General Motors has confirmed that it will cut an additional 2,000 factory jobs at three of its North American plants early next year, while at the same time asking Congress for a federal bailout package of up to $18 billion.

GM Spokesman Chris Lee told the Detroit Free Press that the company is temporary stopping production at its Orion Township and Lordstown assembly plants in Ohio, as well as the Oshawa facility in Ontario, for the month of January. Lee also confirmed that GM will also remove a shift from each plant when they resume due to slowing demand for products.

The shift removals will result in layoffs of an additional 390 people in Orion Township, another 900 in Lordstown and 700 more workers in Oshawa.

More drastic job cuts are likely if GM’s planned vehicle death list goes ahead. As part of its efforts to garner a federal handout, the General may be forced to eliminate up to eight nameplates by 2012.

GM is yet to reveal the full list of the vehicles that will be dropped, but some of the likely choices include the Chevrolet Colorado and GMC Canyon, Cadillac XLR and DTS, and the already confirmed Chevrolet TrailBlazer and Uplander. Other vehicles that may go include the Buick Lucerne, Pontiac G6 and Solstice, and the Saturn Sky.

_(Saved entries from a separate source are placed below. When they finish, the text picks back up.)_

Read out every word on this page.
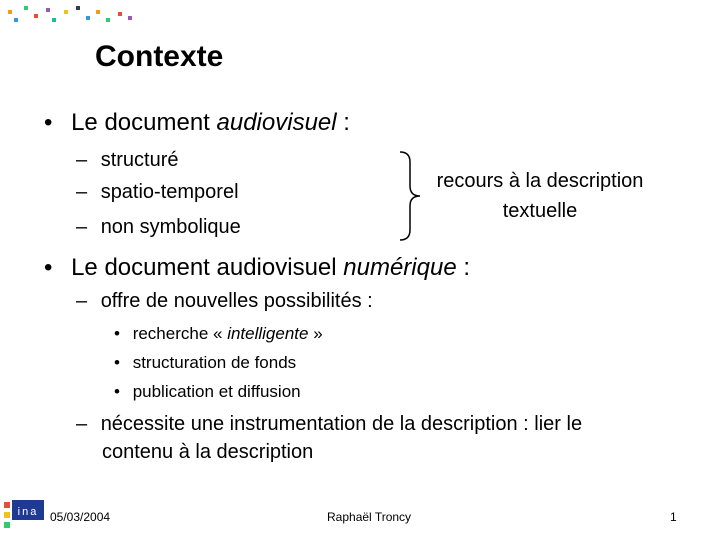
Contexte
• Le document audiovisuel :
– structuré
– spatio-temporel
– non symbolique
recours à la description textuelle
• Le document audiovisuel numérique :
– offre de nouvelles possibilités :
• recherche « intelligente »
• structuration de fonds
• publication et diffusion
– nécessite une instrumentation de la description : lier le
contenu à la description
ina 05/03/2004	Raphaël Troncy	1
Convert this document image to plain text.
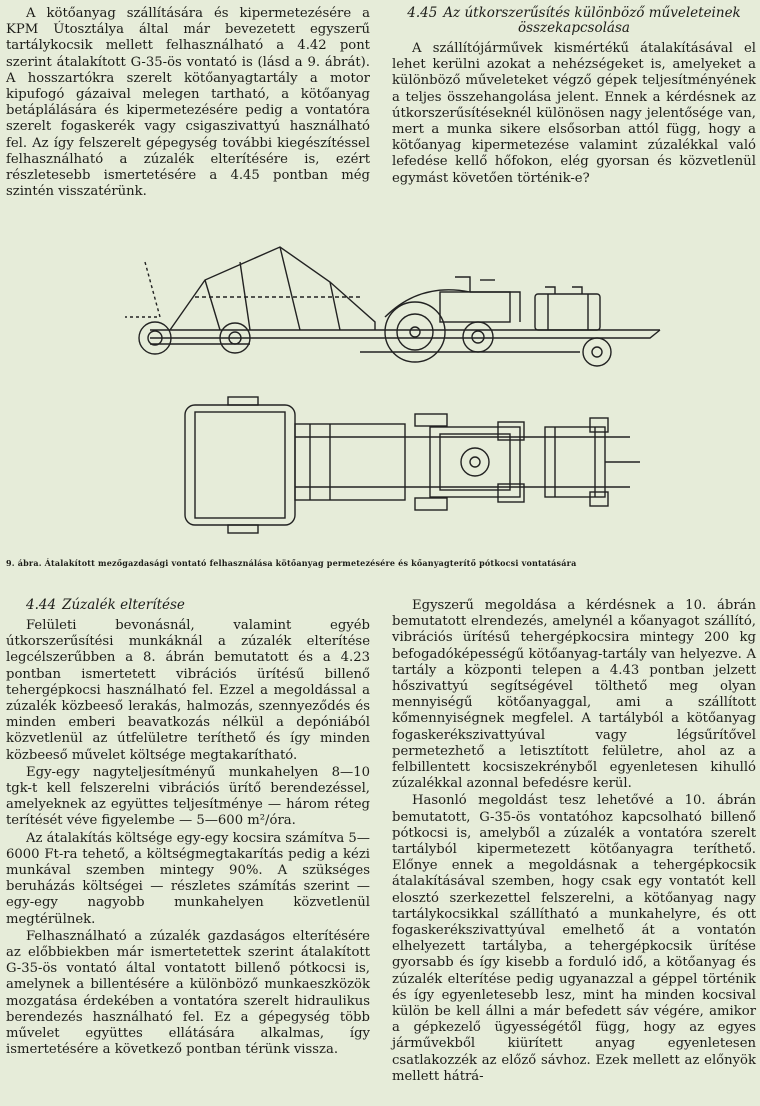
A kötőanyag szállítására és kipermetezésére a KPM Útosztálya által már bevezetett egyszerű tartálykocsik mellett felhasználható a 4.42 pont szerint átalakított G-35-ös vontató is (lásd a 9. ábrát). A hosszartókra szerelt kötőanyagtartály a motor kipufogó gázaival melegen tartható, a kötőanyag betáplálására és kipermetezésére pedig a vontatóra szerelt fogaskerék vagy csigaszivattyú használható fel. Az így felszerelt gépegység további kiegészítéssel felhasználható a zúzalék elterítésére is, ezért részletesebb ismertetésére a 4.45 pontban még szintén visszatérünk.

4.45 Az útkorszerűsítés különböző műveleteinek összekapcsolása

A szállítójárművek kismértékű átalakításával el lehet kerülni azokat a nehézségeket is, amelyeket a különböző műveleteket végző gépek teljesítményének a teljes összehangolása jelent. Ennek a kérdésnek az útkorszerűsítéseknél különösen nagy jelentősége van, mert a munka sikere elsősorban attól függ, hogy a kötőanyag kipermetezése valamint zúzalékkal való lefedése kellő hőfokon, elég gyorsan és közvetlenül egymást követően történik-e?

9. ábra. Átalakított mezőgazdasági vontató felhasználása kötőanyag permetezésére és kőanyagterítő pótkocsi vontatására
4.44 Zúzalék elterítése

Felületi bevonásnál, valamint egyéb útkorszerűsítési munkáknál a zúzalék elterítése legcélszerűbben a 8. ábrán bemutatott és a 4.23 pontban ismertetett vibrációs ürítésű billenő tehergépkocsi használható fel. Ezzel a megoldással a zúzalék közbeeső lerakás, halmozás, szennyeződés és minden emberi beavatkozás nélkül a depóniából közvetlenül az útfelületre teríthető és így minden közbeeső művelet költsége megtakarítható.

Egy-egy nagyteljesítményű munkahelyen 8—10 tgk-t kell felszerelni vibrációs ürítő berendezéssel, amelyeknek az együttes teljesítménye — három réteg terítését véve figyelembe — 5—600 m²/óra.

Az átalakítás költsége egy-egy kocsira számítva 5—6000 Ft-ra tehető, a költségmegtakarítás pedig a kézi munkával szemben mintegy 90%. A szükséges beruházás költségei — részletes számítás szerint — egy-egy nagyobb munkahelyen közvetlenül megtérülnek.

Felhasználható a zúzalék gazdaságos elterítésére az előbbiekben már ismertetettek szerint átalakított G-35-ös vontató által vontatott billenő pótkocsi is, amelynek a billentésére a különböző munkaeszközök mozgatása érdekében a vontatóra szerelt hidraulikus berendezés használható fel. Ez a gépegység több művelet együttes ellátására alkalmas, így ismertetésére a következő pontban térünk vissza.

Egyszerű megoldása a kérdésnek a 10. ábrán bemutatott elrendezés, amelynél a kőanyagot szállító, vibrációs ürítésű tehergépkocsira mintegy 200 kg befogadóképességű kötőanyag-tartály van helyezve. A tartály a központi telepen a 4.43 pontban jelzett hőszivattyú segítségével tölthető meg olyan mennyiségű kötőanyaggal, ami a szállított kőmennyiségnek megfelel. A tartályból a kötőanyag fogaskerékszivattyúval vagy légsűrítővel permetezhető a letisztított felületre, ahol az a felbillentett kocsiszekrényből egyenletesen kihulló zúzalékkal azonnal befedésre kerül.

Hasonló megoldást tesz lehetővé a 10. ábrán bemutatott, G-35-ös vontatóhoz kapcsolható billenő pótkocsi is, amelyből a zúzalék a vontatóra szerelt tartályból kipermetezett kötőanyagra teríthető. Előnye ennek a megoldásnak a tehergépkocsik átalakításával szemben, hogy csak egy vontatót kell elosztó szerkezettel felszerelni, a kötőanyag nagy tartálykocsikkal szállítható a munkahelyre, és ott fogaskerékszivattyúval emelhető át a vontatón elhelyezett tartályba, a tehergépkocsik ürítése gyorsabb és így kisebb a forduló idő, a kötőanyag és zúzalék elterítése pedig ugyanazzal a géppel történik és így egyenletesebb lesz, mint ha minden kocsival külön be kell állni a már befedett sáv végére, amikor a gépkezelő ügyességétől függ, hogy az egyes járművekből kiürített anyag egyenletesen csatlakozzék az előző sávhoz. Ezek mellett az előnyök mellett hátrá-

In its official restructuring plan filed with Congress this past week, GM said that by 2012 it will offer 29 cars and crossovers, and 11 trucks, a total of 40 nameplates. Today, GM offers 48 nameplates - 31 cars and crossovers, and 17 trucks, reports Automotive News.

While GM will be eliminating many slow-selling nameplates of the next couple of years, at the same time the carmaker is planning a number of exciting model introductions. These include the Chevrolet Camaro, Cruze and Volt, as well as a new RWD Cadillac sedan positioned below the CTS.